A violência obstétrica é uma violência de gênero caracterizada pela apropriação do corpo e dos processos reprodutivos das mulheres por instituições de saúde e profissionais que atuam nessas instituições durante o ciclo gravídico-puerperal ou abortamento, através de tratamentos desumanizados e abuso da medicalização e patologização dos processos naturais, tirando das mulheres a autonomia para decidir livremente sobre seus corpos e sexualidade. Poucas pessoas conseguem reconhecê-la, devido à naturalização de diversas condutas obstétricas inadequadas (que por vezes são reforçadas em programadas de entretenimento como novelas e filmes) e a ausência de legislação federal específica que a tipifique adequadamente - na legislação brasileira, a violência obstétrica está inserida no rol de violências contra a mulher.

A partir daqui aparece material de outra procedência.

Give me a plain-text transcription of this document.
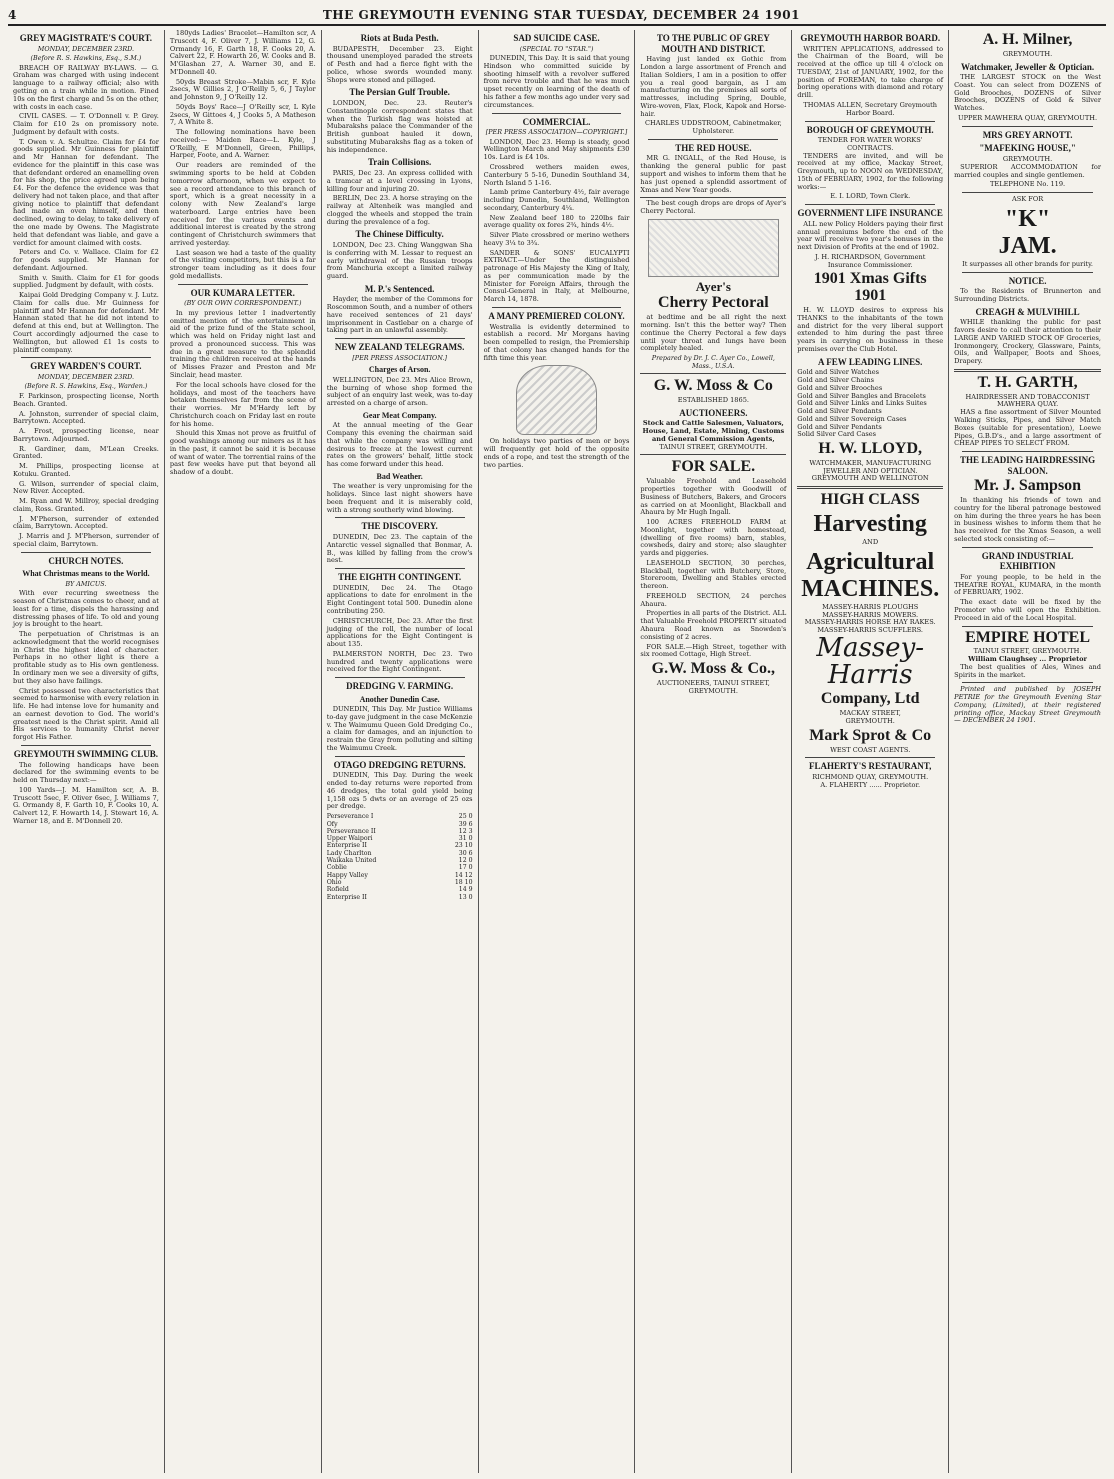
4	THE GREYMOUTH EVENING STAR TUESDAY, DECEMBER 24 1901
GREY MAGISTRATE'S COURT.
MONDAY, DECEMBER 23RD.
(Before R. S. Hawkins, Esq., S.M.)

BREACH OF RAILWAY BY-LAWS. — G. Graham was charged with using indecent language to a railway official; also with getting on a train while in motion. Fined 10s on the first charge and 5s on the other, with costs in each case.

CIVIL CASES. — T. O'Donnell v. P. Grey. Claim for £10 2s on promissory note. Judgment by default with costs.

T. Owen v. A. Schultze. Claim for £4 for goods supplied. Mr Guinness for plaintiff and Mr Hannan for defendant. The evidence for the plaintiff in this case was that defendant ordered an enamelling oven for his shop, the price agreed upon being £4. For the defence the evidence was that delivery had not taken place, and that after giving notice to plaintiff that defendant had made an oven himself, and then declined, owing to delay, to take delivery of the one made by Owens. The Magistrate held that defendant was liable, and gave a verdict for amount claimed with costs.

Peters and Co. v. Wallace. Claim for £2 for goods supplied. Mr Hannan for defendant. Adjourned.

Smith v. Smith. Claim for £1 for goods supplied. Judgment by default, with costs.

Kaipai Gold Dredging Company v. J. Lutz. Claim for calls due. Mr Guinness for plaintiff and Mr Hannan for defendant. Mr Hannan stated that he did not intend to defend at this end, but at Wellington. The Court accordingly adjourned the case to Wellington, but allowed £1 1s costs to plaintiff company.

GREY WARDEN'S COURT.
MONDAY, DECEMBER 23RD.
(Before R. S. Hawkins, Esq., Warden.)

F. Parkinson, prospecting license, North Beach. Granted.

A. Johnston, surrender of special claim, Barrytown. Accepted.

A. Frost, prospecting license, near Barrytown. Adjourned.

R. Gardiner, dam, M'Lean Creeks. Granted.

M. Phillips, prospecting license at Kotuku. Granted.

G. Wilson, surrender of special claim, New River. Accepted.

M. Ryan and W. Millroy, special dredging claim, Ross. Granted.

J. M'Pherson, surrender of extended claim, Barrytown. Accepted.

J. Marris and J. M'Pherson, surrender of special claim, Barrytown.

CHURCH NOTES.
What Christmas means to the World.
BY AMICUS.

With ever recurring sweetness the season of Christmas comes to cheer, and at least for a time, dispels the harassing and distressing phases of life. To old and young joy is brought to the heart.

The perpetuation of Christmas is an acknowledgment that the world recognises in Christ the highest ideal of character. Perhaps in no other light is there a profitable study as to His own gentleness. In ordinary men we see a diversity of gifts, but they also have failings.

Christ possessed two characteristics that seemed to harmonise with every relation in life. He had intense love for humanity and an earnest devotion to God. The world's greatest need is the Christ spirit. Amid all His services to humanity Christ never forgot His Father.

GREYMOUTH SWIMMING CLUB.

The following handicaps have been declared for the swimming events to be held on Thursday next:—

100 Yards—J. M. Hamilton scr, A. B. Truscott 5sec, F. Oliver 6sec, J. Williams 7, G. Ormandy 8, F. Garth 10, F. Cooks 10, A. Calvert 12, F. Howarth 14, J. Stewart 16, A. Warner 18, and E. M'Donnell 20.

180yds Ladies' Bracelet—Hamilton scr, A Truscott 4, F. Oliver 7, J. Williams 12, G. Ormandy 16, F. Garth 18, F. Cooks 20, A. Calvert 22, F. Howarth 26, W. Cooks and B. M'Glashan 27, A. Warner 30, and E. M'Donnell 40.

50yds Breast Stroke—Mabin scr, F. Kyle 2secs, W Gillies 2, J O'Reilly 5, 6, J Taylor and Johnston 9, J O'Reilly 12.

50yds Boys' Race—J O'Reilly scr, L Kyle 2secs, W Gittoes 4, J Cooks 5, A Matheson 7, A White 8.

The following nominations have been received:— Maiden Race—L. Kyle, J O'Reilly, E M'Donnell, Green, Phillips, Harper, Foote, and A. Warner.

Our readers are reminded of the swimming sports to be held at Cobden tomorrow afternoon, when we expect to see a record attendance to this branch of sport, which is a great necessity in a colony with New Zealand's large waterboard. Large entries have been received for the various events and additional interest is created by the strong contingent of Christchurch swimmers that arrived yesterday.

Last season we had a taste of the quality of the visiting competitors, but this is a far stronger team including as it does four gold medallists.

OUR KUMARA LETTER.
(BY OUR OWN CORRESPONDENT.)

In my previous letter I inadvertently omitted mention of the entertainment in aid of the prize fund of the State school, which was held on Friday night last and proved a pronounced success. This was due in a great measure to the splendid training the children received at the hands of Misses Frazer and Preston and Mr Sinclair, head master.

For the local schools have closed for the holidays, and most of the teachers have betaken themselves far from the scene of their worries. Mr M'Hardy left by Christchurch coach on Friday last en route for his home.

Should this Xmas not prove as fruitful of good washings among our miners as it has in the past, it cannot be said it is because of want of water. The torrential rains of the past few weeks have put that beyond all shadow of a doubt.

Riots at Buda Pesth.

BUDAPESTH, December 23. Eight thousand unemployed paraded the streets of Pesth and had a fierce fight with the police, whose swords wounded many. Shops were stoned and pillaged.

The Persian Gulf Trouble.

LONDON, Dec. 23. Reuter's Constantinople correspondent states that when the Turkish flag was hoisted at Mubarakshs palace the Commander of the British gunboat hauled it down, substituting Mubarakshs flag as a token of his independence.

Train Collisions.

PARIS, Dec 23. An express collided with a tramcar at a level crossing in Lyons, killing four and injuring 20.

BERLIN, Dec 23. A horse straying on the railway at Altenheik was mangled and clogged the wheels and stopped the train during the prevalence of a fog.

The Chinese Difficulty.

LONDON, Dec 23. Ching Wanggwan Sha is conferring with M. Lessar to request an early withdrawal of the Russian troops from Manchuria except a limited railway guard.

M. P.'s Sentenced.

Hayder, the member of the Commons for Roscommon South, and a number of others have received sentences of 21 days' imprisonment in Castlebar on a charge of taking part in an unlawful assembly.

NEW ZEALAND TELEGRAMS.
[PER PRESS ASSOCIATION.]
Charges of Arson.

WELLINGTON, Dec 23. Mrs Alice Brown, the burning of whose shop formed the subject of an enquiry last week, was to-day arrested on a charge of arson.

Gear Meat Company.

At the annual meeting of the Gear Company this evening the chairman said that while the company was willing and desirous to freeze at the lowest current rates on the growers' behalf, little stock has come forward under this head.

Bad Weather.

The weather is very unpromising for the holidays. Since last night showers have been frequent and it is miserably cold, with a strong southerly wind blowing.

THE DISCOVERY.

DUNEDIN, Dec 23. The captain of the Antarctic vessel signalled that Bonmar, A. B., was killed by falling from the crow's nest.

THE EIGHTH CONTINGENT.

DUNEDIN, Dec 24. The Otago applications to date for enrolment in the Eight Contingent total 500. Dunedin alone contributing 250.

CHRISTCHURCH, Dec 23. After the first judging of the roll, the number of local applications for the Eight Contingent is about 135.

PALMERSTON NORTH, Dec 23. Two hundred and twenty applications were received for the Eight Contingent.

DREDGING V. FARMING.
Another Dunedin Case.

DUNEDIN, This Day. Mr Justice Williams to-day gave judgment in the case McKenzie v. The Waimumu Queen Gold Dredging Co., a claim for damages, and an injunction to restrain the Gray from polluting and silting the Waimumu Creek.

OTAGO DREDGING RETURNS.

DUNEDIN, This Day. During the week ended to-day returns were reported from 46 dredges, the total gold yield being 1,158 ozs 5 dwts or an average of 25 ozs per dredge.

Perseverance I	25 0
Ofy	39 6
Perseverance II	12 3
Upper Waipori	31 0
Enterprise II	23 10
Lady Charlton	30 6
Waikaka United	12 0
Coblie	17 0
Happy Valley	14 12
Ohio	18 10
Rofield	14 9
Enterprise II	13 0
SAD SUICIDE CASE.
(SPECIAL TO "STAR.")

DUNEDIN, This Day. It is said that young Hindson who committed suicide by shooting himself with a revolver suffered from nerve trouble and that he was much upset recently on learning of the death of his father a few months ago under very sad circumstances.

COMMERCIAL.
[PER PRESS ASSOCIATION—COPYRIGHT.]

LONDON, Dec 23. Hemp is steady, good Wellington March and May shipments £30 10s. Lard is £4 10s.

Crossbred wethers maiden ewes, Canterbury 5 5-16, Dunedin Southland 34, North Island 5 1-16.

Lamb prime Canterbury 4½, fair average including Dunedin, Southland, Wellington secondary, Canterbury 4¼.

New Zealand beef 180 to 220lbs fair average quality ox fores 2¾, hinds 4½.

Silver Plate crossbred or merino wethers heavy 3¼ to 3¾.

SANDER & SONS' EUCALYPTI EXTRACT.—Under the distinguished patronage of His Majesty the King of Italy, as per communication made by the Minister for Foreign Affairs, through the Consul-General in Italy, at Melbourne, March 14, 1878.

A MANY PREMIERED COLONY.

Westralia is evidently determined to establish a record. Mr Morgans having been compelled to resign, the Premiership of that colony has changed hands for the fifth time this year.

On holidays two parties of men or boys will frequently get hold of the opposite ends of a rope, and test the strength of the two parties.

TO THE PUBLIC OF GREY MOUTH AND DISTRICT.

Having just landed ex Gothic from London a large assortment of French and Italian Soldiers, I am in a position to offer you a real good bargain, as I am manufacturing on the premises all sorts of mattresses, including Spring, Double, Wire-woven, Flax, Flock, Kapok and Horse-hair.

CHARLES UDDSTROOM, Cabinetmaker, Upholsterer.
THE RED HOUSE.

MR G. INGALL, of the Red House, is thanking the general public for past support and wishes to inform them that he has just opened a splendid assortment of Xmas and New Year goods.

The best cough drops are drops of Ayer's Cherry Pectoral.

Ayer's
Cherry Pectoral

at bedtime and be all right the next morning. Isn't this the better way? Then continue the Cherry Pectoral a few days until your throat and lungs have been completely healed.

Prepared by Dr. J. C. Ayer Co., Lowell, Mass., U.S.A.
G. W. Moss & Co
ESTABLISHED 1865.
AUCTIONEERS.
Stock and Cattle Salesmen, Valuators, House, Land, Estate, Mining, Customs and General Commission Agents,
TAINUI STREET, GREYMOUTH.
FOR SALE.

Valuable Freehold and Leasehold properties together with Goodwill of Business of Butchers, Bakers, and Grocers as carried on at Moonlight, Blackball and Ahaura by Mr Hugh Ingall.

100 ACRES FREEHOLD FARM at Moonlight, together with homestead, (dwelling of five rooms) barn, stables, cowsheds, dairy and store; also slaughter yards and piggeries.

LEASEHOLD SECTION, 30 perches, Blackball, together with Butchery, Store, Storeroom, Dwelling and Stables erected thereon.

FREEHOLD SECTION, 24 perches Ahaura.

Properties in all parts of the District. ALL that Valuable Freehold PROPERTY situated Ahaura Road known as Snowden's consisting of 2 acres.

FOR SALE.—High Street, together with six roomed Cottage, High Street.

G.W. Moss & Co.,
AUCTIONEERS, TAINUI STREET, GREYMOUTH.
GREYMOUTH HARBOR BOARD.

WRITTEN APPLICATIONS, addressed to the Chairman of the Board, will be received at the office up till 4 o'clock on TUESDAY, 21st of JANUARY, 1902, for the position of FOREMAN, to take charge of boring operations with diamond and rotary drill.

THOMAS ALLEN, Secretary Greymouth Harbor Board.
BOROUGH OF GREYMOUTH.
TENDER FOR WATER WORKS' CONTRACTS.

TENDERS are invited, and will be received at my office, Mackay Street, Greymouth, up to NOON on WEDNESDAY, 15th of FEBRUARY, 1902, for the following works:—

E. I. LORD, Town Clerk.
GOVERNMENT LIFE INSURANCE

ALL new Policy Holders paying their first annual premiums before the end of the year will receive two year's bonuses in the next Division of Profits at the end of 1902.

J. H. RICHARDSON, Government Insurance Commissioner.
1901 Xmas Gifts 1901

H. W. LLOYD desires to express his THANKS to the inhabitants of the town and district for the very liberal support extended to him during the past three years in carrying on business in these premises over the Club Hotel.

A FEW LEADING LINES.
Gold and Silver Watches
Gold and Silver Chains
Gold and Silver Brooches
Gold and Silver Bangles and Bracelets
Gold and Silver Links and Links Suites
Gold and Silver Pendants
Gold and Silver Sovereign Cases
Gold and Silver Pendants
Solid Silver Card Cases
H. W. LLOYD,
WATCHMAKER, MANUFACTURING JEWELLER AND OPTICIAN.
GREYMOUTH AND WELLINGTON
HIGH CLASS
Harvesting
AND
Agricultural
MACHINES.
MASSEY-HARRIS PLOUGHS
MASSEY-HARRIS MOWERS.
MASSEY-HARRIS HORSE HAY RAKES.
MASSEY-HARRIS SCUFFLERS.
Massey-
Harris
Company, Ltd
MACKAY STREET,
GREYMOUTH.
Mark Sprot & Co
WEST COAST AGENTS.
FLAHERTY'S RESTAURANT,
RICHMOND QUAY, GREYMOUTH.
A. FLAHERTY ...... Proprietor.
A. H. Milner,
GREYMOUTH.
Watchmaker, Jeweller & Optician.

THE LARGEST STOCK on the West Coast. You can select from DOZENS of Gold Brooches, DOZENS of Silver Brooches, DOZENS of Gold & Silver Watches.

UPPER MAWHERA QUAY, GREYMOUTH.
MRS GREY ARNOTT.
"MAFEKING HOUSE,"
GREYMOUTH.

SUPERIOR ACCOMMODATION for married couples and single gentlemen.

TELEPHONE No. 119.
ASK FOR
"K"
JAM.
It surpasses all other brands for purity.
NOTICE.

To the Residents of Brunnerton and Surrounding Districts.

CREAGH & MULVIHILL

WHILE thanking the public for past favors desire to call their attention to their LARGE AND VARIED STOCK OF Groceries, Ironmongery, Crockery, Glassware, Paints, Oils, and Wallpaper, Boots and Shoes, Drapery.

T. H. GARTH,
HAIRDRESSER AND TOBACCONIST
MAWHERA QUAY.

HAS a fine assortment of Silver Mounted Walking Sticks, Pipes, and Silver Match Boxes (suitable for presentation), Loewe Pipes, G.B.D's., and a large assortment of CHEAP PIPES TO SELECT FROM.

THE LEADING HAIRDRESSING SALOON.
Mr. J. Sampson

In thanking his friends of town and country for the liberal patronage bestowed on him during the three years he has been in business wishes to inform them that he has received for the Xmas Season, a well selected stock consisting of:—

GRAND INDUSTRIAL EXHIBITION

For young people, to be held in the THEATRE ROYAL, KUMARA, in the month of FEBRUARY, 1902.

The exact date will be fixed by the Promoter who will open the Exhibition. Proceed in aid of the Local Hospital.

EMPIRE HOTEL
TAINUI STREET, GREYMOUTH.
William Claughsey ... Proprietor

The best qualities of Ales, Wines and Spirits in the market.

Printed and published by JOSEPH PETRIE for the Greymouth Evening Star Company, (Limited), at their registered printing office, Mackay Street Greymouth — DECEMBER 24 1901.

De modo geral, ela pode ser identificada durante a gestação, parto, pós-parto e abortamento, tanto em serviços públicos quanto em particulares (clínicas, hospitais, casas de parto, em partos domiciliares etc.), e é praticada não somente pela classe médica, como também pelos outros profissionais que atuam na instituição (enfermeiros, técnicos de enfermagem, assistentes, seguranças, recepcionistas etc.).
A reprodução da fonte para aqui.